Quelles seront les ressources mobilisées ? Quelle part proviendra du budget propre de la commune ? Quelle part dépendra de l’État, de partenaires privés ou de financements extérieurs ? Les crédits sont-ils déjà disponibles ou devront-ils encore être recherchés ?
C’est sur ce terrain que le programme municipal sera véritablement jugé.
Assalé Tiémoko s’est régulièrement inscrit dans une démarche exigeante en matière de gestion publique et de reddition des comptes. Il serait donc logique que la même exigence de transparence s’applique à la gestion de la commune de Tiassalé.

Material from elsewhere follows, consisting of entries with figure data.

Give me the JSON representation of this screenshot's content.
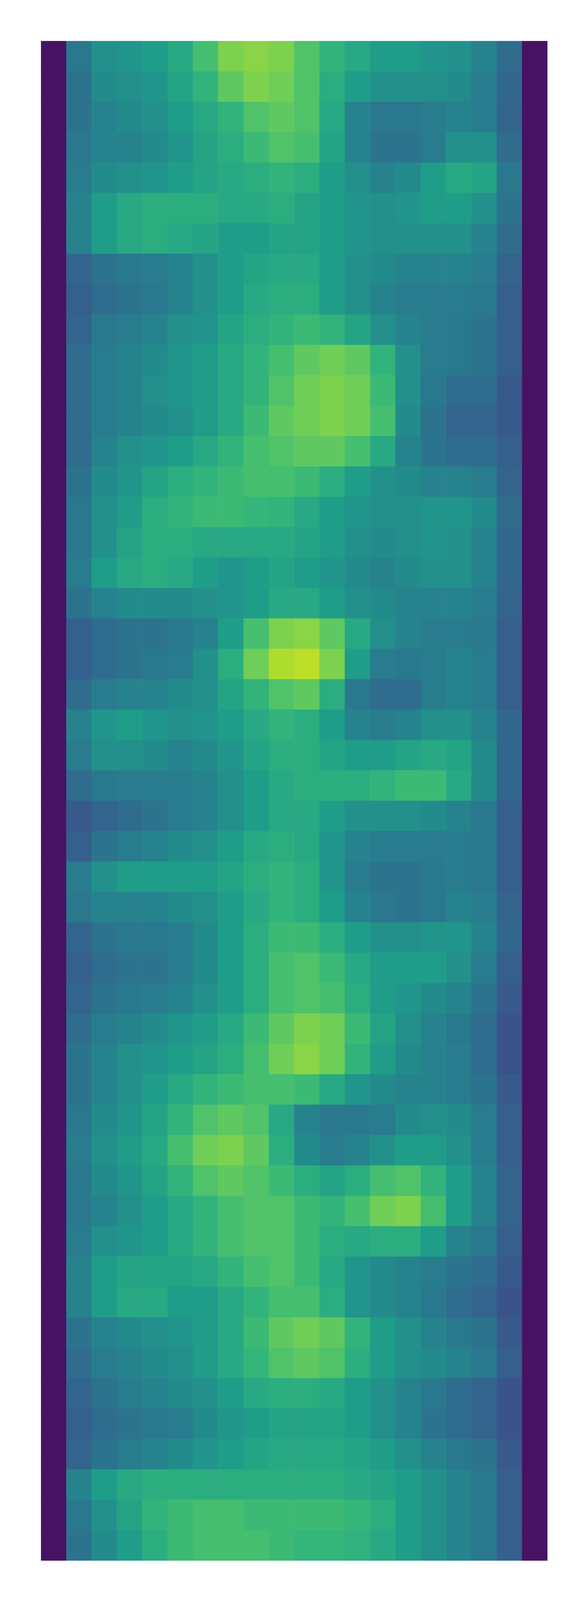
{
  "chart_data": {
    "type": "heatmap",
    "tick_labels": false,
    "zlim": [
      0,
      1
    ],
    "cells": [
      [
        0.05,
        0.4,
        0.5,
        0.52,
        0.55,
        0.6,
        0.7,
        0.8,
        0.82,
        0.8,
        0.72,
        0.65,
        0.6,
        0.55,
        0.55,
        0.52,
        0.5,
        0.45,
        0.35,
        0.05
      ],
      [
        0.05,
        0.38,
        0.48,
        0.5,
        0.52,
        0.58,
        0.65,
        0.75,
        0.8,
        0.78,
        0.72,
        0.62,
        0.55,
        0.5,
        0.5,
        0.5,
        0.48,
        0.42,
        0.33,
        0.05
      ],
      [
        0.05,
        0.38,
        0.45,
        0.48,
        0.5,
        0.55,
        0.6,
        0.65,
        0.72,
        0.75,
        0.72,
        0.6,
        0.45,
        0.4,
        0.4,
        0.42,
        0.45,
        0.42,
        0.32,
        0.05
      ],
      [
        0.05,
        0.4,
        0.45,
        0.45,
        0.48,
        0.52,
        0.58,
        0.62,
        0.68,
        0.72,
        0.7,
        0.58,
        0.45,
        0.38,
        0.38,
        0.42,
        0.5,
        0.5,
        0.35,
        0.05
      ],
      [
        0.05,
        0.42,
        0.48,
        0.5,
        0.52,
        0.55,
        0.58,
        0.6,
        0.62,
        0.65,
        0.62,
        0.55,
        0.5,
        0.45,
        0.48,
        0.55,
        0.6,
        0.58,
        0.4,
        0.05
      ],
      [
        0.05,
        0.45,
        0.55,
        0.6,
        0.62,
        0.62,
        0.62,
        0.6,
        0.6,
        0.62,
        0.58,
        0.55,
        0.52,
        0.5,
        0.52,
        0.55,
        0.55,
        0.5,
        0.38,
        0.05
      ],
      [
        0.05,
        0.45,
        0.55,
        0.6,
        0.62,
        0.6,
        0.58,
        0.55,
        0.55,
        0.58,
        0.58,
        0.55,
        0.52,
        0.5,
        0.5,
        0.5,
        0.5,
        0.45,
        0.35,
        0.05
      ],
      [
        0.05,
        0.32,
        0.38,
        0.4,
        0.42,
        0.45,
        0.5,
        0.55,
        0.58,
        0.6,
        0.6,
        0.55,
        0.5,
        0.48,
        0.45,
        0.45,
        0.45,
        0.42,
        0.32,
        0.05
      ],
      [
        0.05,
        0.3,
        0.35,
        0.38,
        0.4,
        0.45,
        0.5,
        0.55,
        0.6,
        0.62,
        0.62,
        0.55,
        0.5,
        0.45,
        0.42,
        0.42,
        0.42,
        0.4,
        0.3,
        0.05
      ],
      [
        0.05,
        0.32,
        0.4,
        0.42,
        0.45,
        0.5,
        0.52,
        0.58,
        0.62,
        0.65,
        0.68,
        0.65,
        0.58,
        0.5,
        0.45,
        0.42,
        0.4,
        0.38,
        0.3,
        0.05
      ],
      [
        0.05,
        0.35,
        0.42,
        0.45,
        0.48,
        0.52,
        0.55,
        0.6,
        0.65,
        0.7,
        0.75,
        0.78,
        0.75,
        0.65,
        0.5,
        0.42,
        0.4,
        0.38,
        0.3,
        0.05
      ],
      [
        0.05,
        0.35,
        0.42,
        0.45,
        0.5,
        0.52,
        0.55,
        0.6,
        0.65,
        0.72,
        0.78,
        0.8,
        0.78,
        0.68,
        0.5,
        0.4,
        0.35,
        0.35,
        0.28,
        0.05
      ],
      [
        0.05,
        0.35,
        0.42,
        0.45,
        0.48,
        0.5,
        0.55,
        0.6,
        0.68,
        0.75,
        0.78,
        0.8,
        0.78,
        0.7,
        0.48,
        0.38,
        0.32,
        0.32,
        0.28,
        0.05
      ],
      [
        0.05,
        0.35,
        0.45,
        0.5,
        0.52,
        0.55,
        0.6,
        0.65,
        0.7,
        0.72,
        0.75,
        0.75,
        0.7,
        0.6,
        0.45,
        0.38,
        0.35,
        0.35,
        0.3,
        0.05
      ],
      [
        0.05,
        0.38,
        0.48,
        0.52,
        0.58,
        0.62,
        0.65,
        0.68,
        0.7,
        0.7,
        0.68,
        0.62,
        0.55,
        0.5,
        0.48,
        0.45,
        0.45,
        0.42,
        0.32,
        0.05
      ],
      [
        0.05,
        0.4,
        0.5,
        0.55,
        0.62,
        0.65,
        0.68,
        0.68,
        0.66,
        0.65,
        0.6,
        0.55,
        0.52,
        0.5,
        0.5,
        0.52,
        0.52,
        0.48,
        0.35,
        0.05
      ],
      [
        0.05,
        0.4,
        0.5,
        0.58,
        0.62,
        0.62,
        0.6,
        0.6,
        0.6,
        0.6,
        0.58,
        0.55,
        0.5,
        0.48,
        0.5,
        0.52,
        0.5,
        0.45,
        0.33,
        0.05
      ],
      [
        0.05,
        0.42,
        0.55,
        0.6,
        0.62,
        0.6,
        0.55,
        0.52,
        0.55,
        0.58,
        0.55,
        0.52,
        0.48,
        0.45,
        0.48,
        0.5,
        0.5,
        0.45,
        0.33,
        0.05
      ],
      [
        0.05,
        0.38,
        0.45,
        0.48,
        0.48,
        0.48,
        0.5,
        0.52,
        0.55,
        0.6,
        0.6,
        0.55,
        0.5,
        0.48,
        0.45,
        0.45,
        0.45,
        0.42,
        0.32,
        0.05
      ],
      [
        0.05,
        0.3,
        0.35,
        0.38,
        0.38,
        0.4,
        0.45,
        0.55,
        0.7,
        0.8,
        0.82,
        0.75,
        0.6,
        0.5,
        0.45,
        0.42,
        0.42,
        0.4,
        0.3,
        0.05
      ],
      [
        0.05,
        0.3,
        0.35,
        0.38,
        0.4,
        0.42,
        0.5,
        0.62,
        0.78,
        0.88,
        0.9,
        0.8,
        0.55,
        0.42,
        0.4,
        0.42,
        0.45,
        0.42,
        0.3,
        0.05
      ],
      [
        0.05,
        0.35,
        0.42,
        0.45,
        0.45,
        0.48,
        0.5,
        0.58,
        0.65,
        0.72,
        0.75,
        0.62,
        0.4,
        0.35,
        0.35,
        0.42,
        0.45,
        0.42,
        0.3,
        0.05
      ],
      [
        0.05,
        0.45,
        0.52,
        0.55,
        0.52,
        0.5,
        0.52,
        0.55,
        0.6,
        0.65,
        0.62,
        0.55,
        0.45,
        0.42,
        0.45,
        0.5,
        0.5,
        0.45,
        0.33,
        0.05
      ],
      [
        0.05,
        0.42,
        0.5,
        0.5,
        0.48,
        0.45,
        0.48,
        0.52,
        0.58,
        0.62,
        0.62,
        0.58,
        0.55,
        0.55,
        0.58,
        0.6,
        0.58,
        0.48,
        0.33,
        0.05
      ],
      [
        0.05,
        0.35,
        0.4,
        0.42,
        0.42,
        0.42,
        0.45,
        0.5,
        0.55,
        0.6,
        0.62,
        0.62,
        0.62,
        0.65,
        0.68,
        0.68,
        0.6,
        0.48,
        0.33,
        0.05
      ],
      [
        0.05,
        0.28,
        0.32,
        0.35,
        0.38,
        0.42,
        0.45,
        0.5,
        0.55,
        0.6,
        0.6,
        0.55,
        0.5,
        0.5,
        0.5,
        0.48,
        0.45,
        0.4,
        0.3,
        0.05
      ],
      [
        0.05,
        0.3,
        0.38,
        0.42,
        0.45,
        0.48,
        0.5,
        0.55,
        0.6,
        0.62,
        0.6,
        0.52,
        0.45,
        0.42,
        0.42,
        0.42,
        0.42,
        0.4,
        0.3,
        0.05
      ],
      [
        0.05,
        0.42,
        0.5,
        0.55,
        0.55,
        0.55,
        0.55,
        0.58,
        0.62,
        0.65,
        0.62,
        0.52,
        0.42,
        0.38,
        0.38,
        0.4,
        0.42,
        0.4,
        0.3,
        0.05
      ],
      [
        0.05,
        0.4,
        0.45,
        0.45,
        0.45,
        0.48,
        0.5,
        0.55,
        0.6,
        0.65,
        0.62,
        0.55,
        0.45,
        0.4,
        0.38,
        0.4,
        0.45,
        0.42,
        0.32,
        0.05
      ],
      [
        0.05,
        0.32,
        0.38,
        0.4,
        0.4,
        0.42,
        0.48,
        0.55,
        0.62,
        0.68,
        0.68,
        0.62,
        0.55,
        0.5,
        0.5,
        0.52,
        0.52,
        0.45,
        0.33,
        0.05
      ],
      [
        0.05,
        0.3,
        0.35,
        0.38,
        0.38,
        0.42,
        0.48,
        0.55,
        0.62,
        0.7,
        0.72,
        0.68,
        0.6,
        0.55,
        0.55,
        0.55,
        0.5,
        0.42,
        0.3,
        0.05
      ],
      [
        0.05,
        0.32,
        0.38,
        0.4,
        0.42,
        0.45,
        0.5,
        0.55,
        0.62,
        0.7,
        0.72,
        0.7,
        0.62,
        0.55,
        0.52,
        0.48,
        0.45,
        0.38,
        0.28,
        0.05
      ],
      [
        0.05,
        0.35,
        0.42,
        0.45,
        0.48,
        0.52,
        0.55,
        0.6,
        0.68,
        0.75,
        0.8,
        0.78,
        0.68,
        0.58,
        0.5,
        0.45,
        0.4,
        0.35,
        0.26,
        0.05
      ],
      [
        0.05,
        0.38,
        0.45,
        0.5,
        0.52,
        0.55,
        0.58,
        0.62,
        0.7,
        0.78,
        0.82,
        0.78,
        0.65,
        0.55,
        0.48,
        0.45,
        0.42,
        0.35,
        0.25,
        0.05
      ],
      [
        0.05,
        0.38,
        0.45,
        0.5,
        0.55,
        0.6,
        0.65,
        0.68,
        0.7,
        0.7,
        0.68,
        0.6,
        0.52,
        0.48,
        0.45,
        0.45,
        0.42,
        0.38,
        0.28,
        0.05
      ],
      [
        0.05,
        0.4,
        0.48,
        0.52,
        0.58,
        0.65,
        0.72,
        0.75,
        0.72,
        0.6,
        0.45,
        0.4,
        0.4,
        0.42,
        0.48,
        0.5,
        0.48,
        0.42,
        0.3,
        0.05
      ],
      [
        0.05,
        0.42,
        0.5,
        0.55,
        0.6,
        0.7,
        0.78,
        0.8,
        0.75,
        0.62,
        0.48,
        0.42,
        0.45,
        0.5,
        0.55,
        0.55,
        0.5,
        0.42,
        0.3,
        0.05
      ],
      [
        0.05,
        0.4,
        0.48,
        0.52,
        0.58,
        0.65,
        0.72,
        0.75,
        0.72,
        0.68,
        0.62,
        0.58,
        0.62,
        0.7,
        0.72,
        0.65,
        0.55,
        0.45,
        0.32,
        0.05
      ],
      [
        0.05,
        0.4,
        0.45,
        0.5,
        0.55,
        0.6,
        0.65,
        0.7,
        0.72,
        0.72,
        0.68,
        0.65,
        0.7,
        0.78,
        0.8,
        0.7,
        0.55,
        0.45,
        0.32,
        0.05
      ],
      [
        0.05,
        0.42,
        0.5,
        0.52,
        0.55,
        0.6,
        0.65,
        0.7,
        0.72,
        0.72,
        0.68,
        0.62,
        0.6,
        0.62,
        0.62,
        0.55,
        0.45,
        0.4,
        0.3,
        0.05
      ],
      [
        0.05,
        0.45,
        0.55,
        0.58,
        0.58,
        0.58,
        0.6,
        0.65,
        0.7,
        0.72,
        0.68,
        0.6,
        0.52,
        0.48,
        0.45,
        0.42,
        0.38,
        0.35,
        0.28,
        0.05
      ],
      [
        0.05,
        0.45,
        0.55,
        0.6,
        0.6,
        0.55,
        0.55,
        0.6,
        0.65,
        0.7,
        0.7,
        0.62,
        0.52,
        0.48,
        0.45,
        0.4,
        0.35,
        0.32,
        0.26,
        0.05
      ],
      [
        0.05,
        0.38,
        0.45,
        0.48,
        0.5,
        0.52,
        0.55,
        0.6,
        0.68,
        0.75,
        0.78,
        0.75,
        0.65,
        0.55,
        0.5,
        0.45,
        0.4,
        0.38,
        0.28,
        0.05
      ],
      [
        0.05,
        0.35,
        0.42,
        0.45,
        0.48,
        0.5,
        0.55,
        0.6,
        0.66,
        0.72,
        0.75,
        0.72,
        0.62,
        0.55,
        0.5,
        0.48,
        0.45,
        0.4,
        0.3,
        0.05
      ],
      [
        0.05,
        0.32,
        0.38,
        0.42,
        0.45,
        0.48,
        0.5,
        0.55,
        0.6,
        0.62,
        0.62,
        0.6,
        0.55,
        0.5,
        0.45,
        0.4,
        0.35,
        0.32,
        0.26,
        0.05
      ],
      [
        0.05,
        0.3,
        0.35,
        0.38,
        0.4,
        0.42,
        0.48,
        0.52,
        0.55,
        0.58,
        0.58,
        0.58,
        0.55,
        0.5,
        0.45,
        0.38,
        0.35,
        0.32,
        0.26,
        0.05
      ],
      [
        0.05,
        0.32,
        0.38,
        0.42,
        0.45,
        0.48,
        0.52,
        0.55,
        0.58,
        0.6,
        0.6,
        0.6,
        0.58,
        0.55,
        0.5,
        0.45,
        0.4,
        0.38,
        0.28,
        0.05
      ],
      [
        0.05,
        0.45,
        0.55,
        0.6,
        0.62,
        0.62,
        0.62,
        0.62,
        0.62,
        0.62,
        0.62,
        0.62,
        0.6,
        0.58,
        0.55,
        0.5,
        0.45,
        0.4,
        0.3,
        0.05
      ],
      [
        0.05,
        0.4,
        0.5,
        0.58,
        0.65,
        0.68,
        0.7,
        0.7,
        0.68,
        0.68,
        0.68,
        0.68,
        0.66,
        0.62,
        0.55,
        0.5,
        0.45,
        0.4,
        0.3,
        0.05
      ],
      [
        0.05,
        0.38,
        0.48,
        0.55,
        0.62,
        0.68,
        0.7,
        0.7,
        0.7,
        0.68,
        0.66,
        0.66,
        0.64,
        0.6,
        0.55,
        0.5,
        0.45,
        0.4,
        0.3,
        0.05
      ]
    ]
  }
}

L’adoption d’un programme par le Conseil municipal constitue une étape politique et administrative importante. Elle ne garantit cependant pas, à elle seule, la disponibilité des ressources ni la réalisation effective des projets.
La municipalité gagnerait ainsi à publier les études de faisabilité, les plans de financement, les coûts détaillés, les conventions éventuellement signées avec des partenaires ainsi que les calendriers prévisionnels.
Cette transparence permettrait de transformer les annonces en engagements mesurables.
Le risque, pour toute collectivité, est de laisser s’installer un décalage entre l’ampleur des annonces et les moyens réellement disponibles.
Logements à loyers sociaux, transport gratuit, neuf écoles, centre commercial : chacun de ces projets peut répondre à un besoin concret. Mais leur accumulation suppose une capacité financière et administrative à la hauteur des ambitions affichées.
Si Tiassalé parvient à mettre en œuvre durablement ces différents projets dans les conditions annoncées, l’expérience pourrait effectivement constituer un modèle intéressant pour d’autres collectivités ivoiriennes.
Dans le cas contraire, ces engagements pourraient être perçus comme une succession d’annonces dont la réalisation n’aura pas suivi le rythme.
Au fond, la question posée à la municipalité est simple : quelles ressources permettront de transformer ces promesses en réalisations ?
Combien de logements seront construits avec les 400 millions de FCFA annoncés ? Quel sera leur coût réel ? Comment sera financée la gratuité du transport pour les 156 000 bénéficiaires annoncés ? Combien coûteront les neuf écoles ? Quel sera le modèle économique du centre commercial ? Quelle part des financements est déjà sécurisée ?
Les habitants de Tiassalé ne demandent pas seulement des projets ambitieux. Ils ont aussi besoin de savoir comment ces projets seront financés et exécutés.
Car au bout du compte, la performance d’une mairie ne se mesure ni au volume de ses annonces ni à leur impact médiatique. Elle se mesure à l’écart entre ce qui est promis, ce qui est budgétisé, ce qui est financé et ce qui est effectivement livré aux populations.